Who Buys GNK, and Why?

  1. Compute consumers. In theory, these should become the main buyers. Developers who need cheap AI compute may turn to Gonka instead of AWS or Google Cloud.
  2. Future compute consumers. Today, Gonka is still scaling and cannot offer truly massive capacity. GNK is cheap, and developers who plan to launch AI products in the future may buy now with the intention of using it later. This is risky, but the potential cost savings could be substantial.
  3. Miners. They need GNK as collateral. Without staking collateral, a miner receives only about 20% of the rewards for providing compute. The collateral functions much like in Proof-of-Stake systems, guaranteeing honest behavior and uptime. It is partially slashed if a miner refuses tasks or performs them poorly.
  4. Speculators. They see Gonka as "Bitcoin for the AI era" and buy GNK to resell later to end users or other speculators at a higher price.

Is There a Catch?

Gonka looks like a legitimate infrastructure project. Large investors take it seriously:

  • In 2023, Gonka AI raised funds from Coatue Management (an OpenAI investor) and Slow Ventures (an early Solana investor).
  • In 2025, Kazakhtelecom, Kazakhstan's largest telecom company, joined the network.
  • In December 2025, Bitfury joined as an investor. Bitfury previously produced Bitcoin ASIC miners and now owns Axelera AI, a neural network chip manufacturer.

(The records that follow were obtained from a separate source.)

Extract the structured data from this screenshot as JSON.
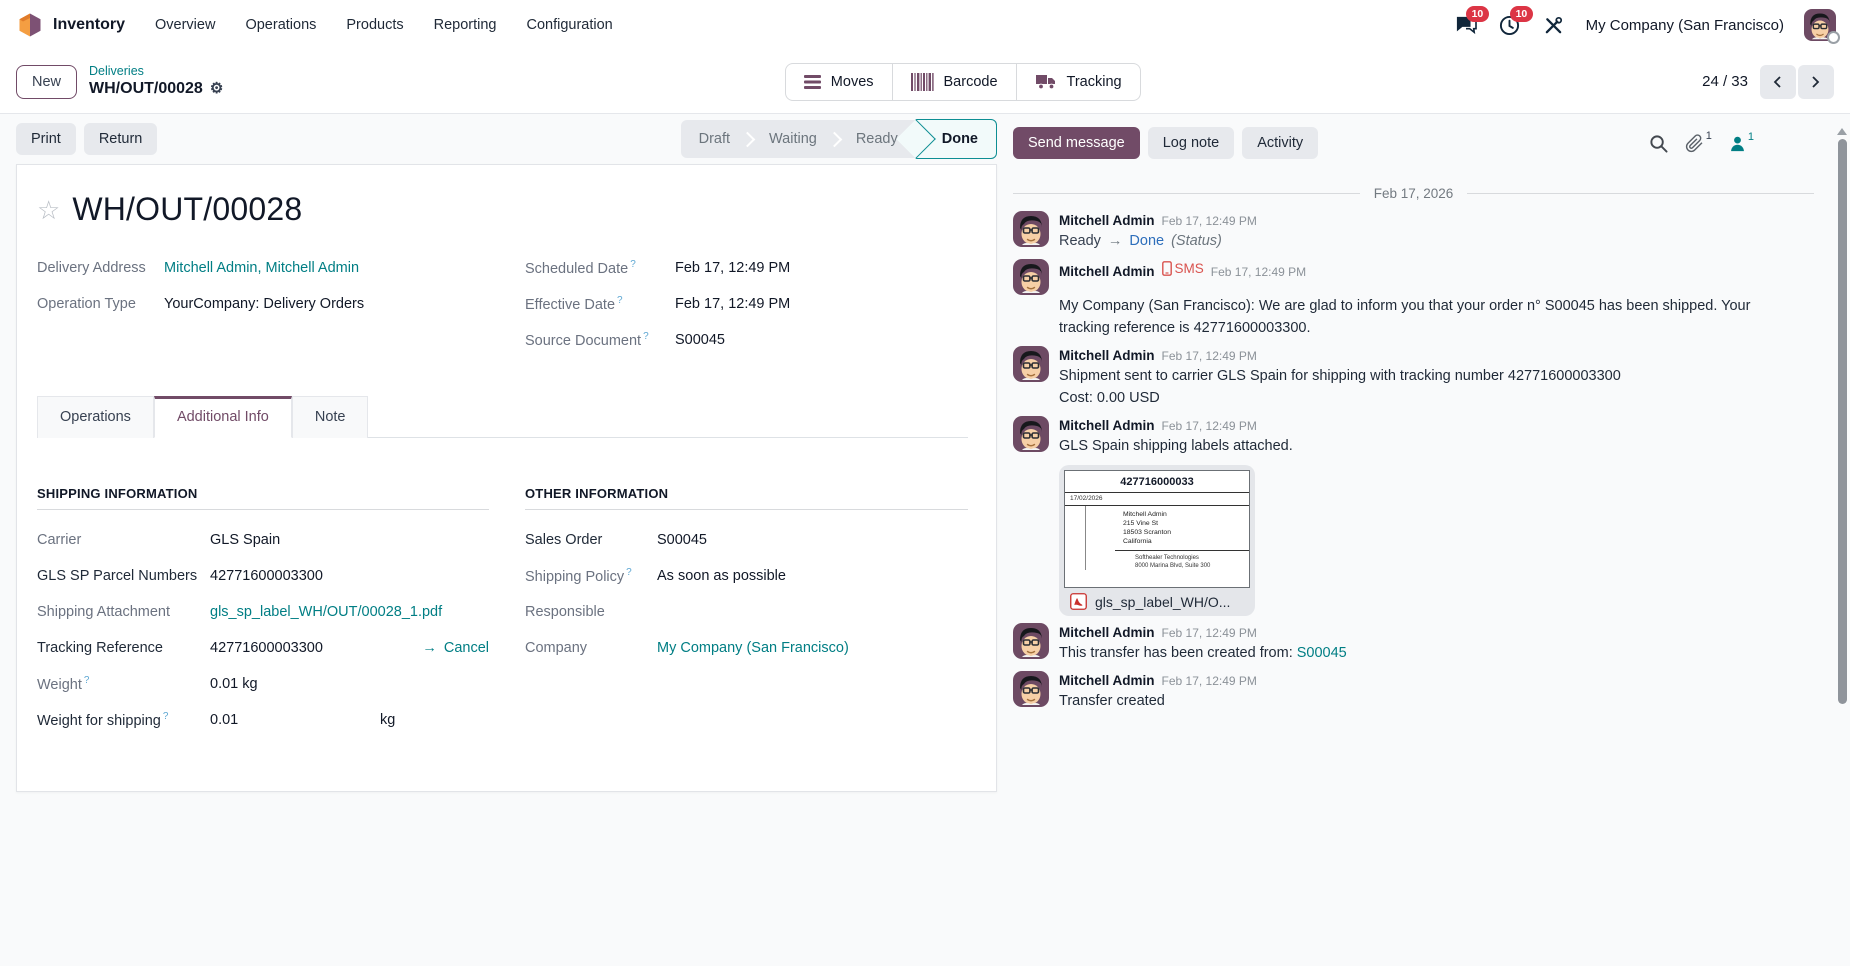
{
  "colors": {
    "accent": "#714B67",
    "link": "#017E84",
    "danger": "#D9534F",
    "done_border": "#0D8E93",
    "tracking_new": "#2D6EBB"
  },
  "navbar": {
    "app": "Inventory",
    "menus": [
      "Overview",
      "Operations",
      "Products",
      "Reporting",
      "Configuration"
    ],
    "messages_badge": "10",
    "activities_badge": "10",
    "company": "My Company (San Francisco)"
  },
  "control": {
    "new_label": "New",
    "breadcrumb_parent": "Deliveries",
    "breadcrumb_current": "WH/OUT/00028",
    "smart_buttons": [
      "Moves",
      "Barcode",
      "Tracking"
    ],
    "pager": "24 / 33"
  },
  "action_bar": {
    "print": "Print",
    "return": "Return",
    "statusbar": {
      "steps": [
        "Draft",
        "Waiting",
        "Ready"
      ],
      "done": "Done"
    }
  },
  "form": {
    "title": "WH/OUT/00028",
    "help_marker": "?",
    "header_fields": {
      "delivery_address_label": "Delivery Address",
      "delivery_address": "Mitchell Admin, Mitchell Admin",
      "operation_type_label": "Operation Type",
      "operation_type": "YourCompany: Delivery Orders",
      "scheduled_date_label": "Scheduled Date",
      "scheduled_date": "Feb 17, 12:49 PM",
      "effective_date_label": "Effective Date",
      "effective_date": "Feb 17, 12:49 PM",
      "source_document_label": "Source Document",
      "source_document": "S00045"
    },
    "tabs": [
      "Operations",
      "Additional Info",
      "Note"
    ],
    "shipping_info": {
      "heading": "SHIPPING INFORMATION",
      "carrier_label": "Carrier",
      "carrier": "GLS Spain",
      "parcel_label": "GLS SP Parcel Numbers",
      "parcel": "42771600003300",
      "attachment_label": "Shipping Attachment",
      "attachment": "gls_sp_label_WH/OUT/00028_1.pdf",
      "tracking_label": "Tracking Reference",
      "tracking": "42771600003300",
      "cancel_label": "Cancel",
      "weight_label": "Weight",
      "weight": "0.01",
      "weight_unit": "kg",
      "weight_shipping_label": "Weight for shipping",
      "weight_shipping": "0.01",
      "weight_shipping_unit": "kg"
    },
    "other_info": {
      "heading": "OTHER INFORMATION",
      "sales_order_label": "Sales Order",
      "sales_order": "S00045",
      "shipping_policy_label": "Shipping Policy",
      "shipping_policy": "As soon as possible",
      "responsible_label": "Responsible",
      "company_label": "Company",
      "company": "My Company (San Francisco)"
    }
  },
  "chatter": {
    "send": "Send message",
    "log": "Log note",
    "activity": "Activity",
    "attachments_count": "1",
    "followers_count": "1",
    "date_divider": "Feb 17, 2026",
    "messages": [
      {
        "author": "Mitchell Admin",
        "time": "Feb 17, 12:49 PM",
        "tracking_from": "Ready",
        "tracking_to": "Done",
        "tracking_field": "(Status)"
      },
      {
        "author": "Mitchell Admin",
        "tag": "SMS",
        "time": "Feb 17, 12:49 PM",
        "body": "My Company (San Francisco): We are glad to inform you that your order n° S00045 has been shipped. Your tracking reference is 42771600003300."
      },
      {
        "author": "Mitchell Admin",
        "time": "Feb 17, 12:49 PM",
        "body": "Shipment sent to carrier GLS Spain for shipping with tracking number 42771600003300",
        "body2": "Cost: 0.00 USD"
      },
      {
        "author": "Mitchell Admin",
        "time": "Feb 17, 12:49 PM",
        "body": "GLS Spain shipping labels attached.",
        "attachment": {
          "filename": "gls_sp_label_WH/O...",
          "label": {
            "number": "427716000033",
            "date": "17/02/2026",
            "recipient": [
              "Mitchell Admin",
              "215 Vine St",
              "18503 Scranton",
              "California"
            ],
            "sender": [
              "Softhealer Technologies",
              "8000 Marina Blvd, Suite 300"
            ]
          }
        }
      },
      {
        "author": "Mitchell Admin",
        "time": "Feb 17, 12:49 PM",
        "body": "This transfer has been created from: ",
        "link": "S00045"
      },
      {
        "author": "Mitchell Admin",
        "time": "Feb 17, 12:49 PM",
        "body": "Transfer created"
      }
    ]
  }
}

Notably, Bitfury did not just invest in the business - it bought GNK tokens at $0.60 each. Today, the token trades at around $1.90.

However, the network currently has no paying customers. Its entire economy rests on mining and expectations. If, in the future, Gonka attracts many miners but few real clients who need AI compute, the GNK price will likely collapse as miners dump rewards on the market.

For now, the price is driven by the belief that decentralized AI will outperform corporations burdened with expensive data centers and heavy overhead. But we saw a similar story last year, and that bubble burst when DeepSeek showed that cutting-edge AI results could be achieved at far lower costs than previously assumed.

No one knows whether another breakthrough is waiting around the corner, one that could render Gonka's business model uncompetitive.

Conclusion

The previous wave of AI tokens collapsed under the weight of speculation and the absence of real products. The new wave offers more concrete mechanisms and, in some cases, real technology - but speculation remains the primary source of demand.

There are tokens genuinely connected to technical innovation, alongside novel monetization schemes. The risks remain high.

Projects like Gonka promise a breakthrough, but for now they are still experiments riding a powerful narrative rather than proven, sustainable businesses. Gonka is clearly aiming to build a full-fledged crypto economy around GPU rental. Whether that effort will succeed is still an open question.